Printscreen to nie cytat, za foto trzeba płacić
PRAWO AUTORSKIE | Okoliczność, że cudze zdjęcia zostały opublikowane jako tzw. printscreeny, a nie przy użyciu innej techniki, nie ma znaczenia dla oceny, czy doszło do naruszenia praw autorskich fotografa. Dorota Gajos-Kaniewska
Pięć wykonanych przez siebie fotografii Paweł R. ujrzał na stronie portalu X. Na zdjęciach były dwie dziewczyny, które pozowały Pawłowi R. podczas profesjonalnych, choć niekomercyjnych sesji zdjęciowych „time for prints" (modelki nie dostają wynagrodzenia za pozowanie, w zamian za udział w sesji otrzymują jedynie wykonane zdjęcia). Sesje zostały przeprowadzone w studio, z udziałem zawodowej wizażystki.

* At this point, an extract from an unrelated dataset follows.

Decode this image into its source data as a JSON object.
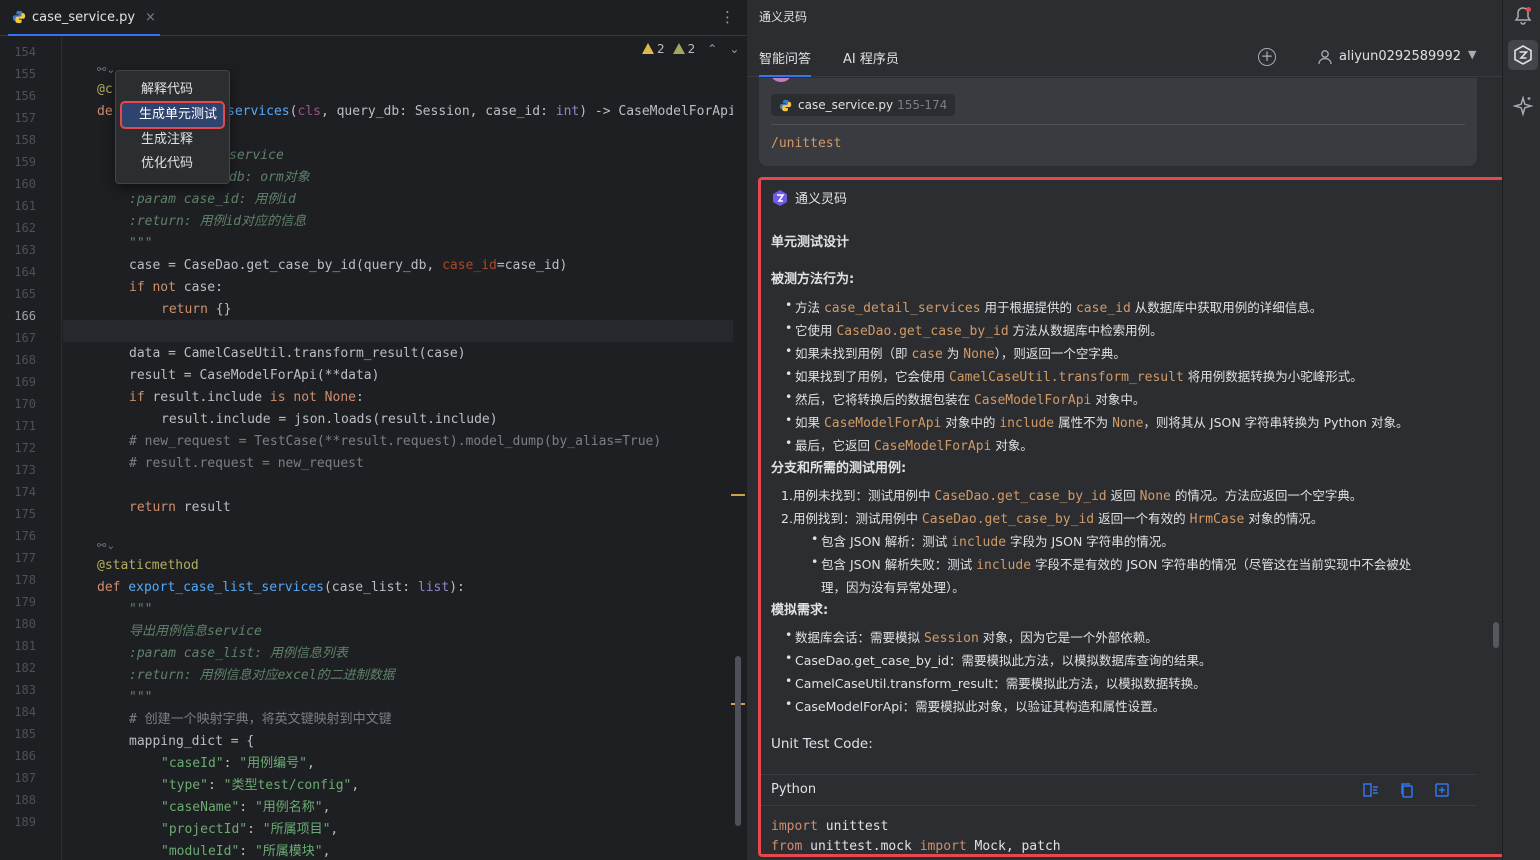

Paweł R. akurat budował swoje portfolio, więc opublikował te zdjęcia na swoim profilu w serwisie M., który zapewnia możliwość kontaktu z właścicielem portfolio. Pod każdą fotografią zamieszczony był pseudonim powoda i modelki występującej na zdjęciu.
Darmowe cheerleaderki
Fotografie zostały skopiowane przez redakcję portalu z profilu powoda i jako tzw. printscreeny, czyli zrzuty z ekranu, zamieszczone w jednym z materiałów. Przed jednym ze zdjęć umieszczono tekst: „Dziewczyny z zespołów cheerleaderek z G. i S. coraz częściej występują w sesjach jak z Playboya. Czy wkrótce zobaczymy je także tam?" Pod zdjęciem znajdowały się słowa: „Na co dzień prezentują swoje wdzięki na parkietach. Ostatnio mówi się nawet, że występy cheerleaderek są o wiele ciekawsze niż mecze koszykówki. Nic dziwnego, że na portalach dla modelek dziewczyny pokazują się w coraz śmielszych sesjach." W opisach pod innymi zdjęciami podane były...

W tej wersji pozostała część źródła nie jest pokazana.